In late May, plaintiffs filed Gupta v. Aeries Software, Inc., Case No. 8:20-cv-00995-FMO-ADS (C.D. Cal., May 28, 2020) on behalf of a class of consumers whose data was breached against defendant Aeries Software, Inc., maker of the Aeries School Information System, a student data management software.  Plaintiffs allege that Aeries did not adequately safeguard the personally identifiable information of thousands of vulnerable students, resulting in unauthorized third parties accessing that data.  In this case plaintiffs allege numerous causes of action, including intrusion upon seclusion, negligence, breach of confidence, violation of the California Unfair Competition Law, and violation of the CCPA.  This case alleges an ongoing breach that Defendant was aware of “no later than January 2020.”  Since it is unclear whether any part of this breach occurred after the CCPA’s effective date of January 1, 2020, it will be interesting to see whether the plaintiff’s CCPA claim can survive.  Motion to dismiss briefing is ongoing.

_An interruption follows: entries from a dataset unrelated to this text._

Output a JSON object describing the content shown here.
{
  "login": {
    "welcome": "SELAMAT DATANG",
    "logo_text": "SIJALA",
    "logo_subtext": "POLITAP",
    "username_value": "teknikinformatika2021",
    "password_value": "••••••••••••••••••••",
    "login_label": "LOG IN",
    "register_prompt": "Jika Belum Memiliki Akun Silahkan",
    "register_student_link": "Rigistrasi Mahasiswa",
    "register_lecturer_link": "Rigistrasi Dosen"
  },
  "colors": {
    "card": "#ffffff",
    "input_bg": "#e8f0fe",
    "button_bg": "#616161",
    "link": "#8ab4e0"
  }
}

 On May 20,California minor G.R. filed a putative class action G.R. v. TikTok, Case No. 2:20-cv-04537 (C.D. Cal.) against video social networking application provider TikTok and parent company ByteDance, Inc.  Plaintiff alleges that TikTok scans every video uploaded to the application for faces, extracts biometric identifiers of each face, and uses the data to create and store a template of each face without disclosing this process to its users.  TikTok then allegedly disseminates the biometric identifiers to third parties without requisite notice. Plaintiff seeks to represent a class composed of “[a]ll minor persons who registered for or used the TikTok app from at least May 14, 2017 to the present.”  Plaintiff alleges that California law applies to all class members based on TikTok’s California-based U.S. headquarters.  Plaintiff asserts claims for violations of the CCPA based on the defendants’ failure to provide required notice to users about the application’s collection and use of their data and of their right to opt out.  Plaintiff does not allege that she provided Defendants with the requisite notice and opportunity to cure under the CCPA.  The CCPA cause of action in this case does not appear to be based on a data breach involving the relevant CCPA definition of PII, making it an interesting test of the limits of the private right of action.  Like other cases we have seen and reviewed here, Plaintiff also alleges violation of the CCPA as a predicate for its UCL claim. On July 10, the Court entered an Order to Stay the Proceedings pending the later of (i) a ruling by the Judicial Panel on Multidistrict Litigation on a motion to transfer this action and (ii) the parties’ August 13 mediation.

Finally, in June MoginRubin LLP (where the author of this article is employed), filed Atkinson v. Minted, Inc., Case No. 3:20-cv-03869-JSC (N.D. Cal., Jun. 11, 2020), a class action complaint on behalf of consumers nationwide against online stationary giant Minted.  This case arose from a series of data breaches perpetrated in May 2020 by a hacking group using the pseudonym “Shiny Hunters.”  The “hunters” were able to infiltrate approximately a dozen companies, steal users’ data, and put it up for sale on the dark web.  It has been reported that 5 million Minted consumer records were compromised in the breach.  Plaintiffs allege negligence and breach of contract, as well as claims for relief under the CCPA and violation of California’s Unfair Competition Law on behalf of California consumers only.  Plaintiffs filed an amended complaint seeking statutory damages under the CCPA once the 30-day cure period expired on July 27, and responsive pleadings are expected in late September.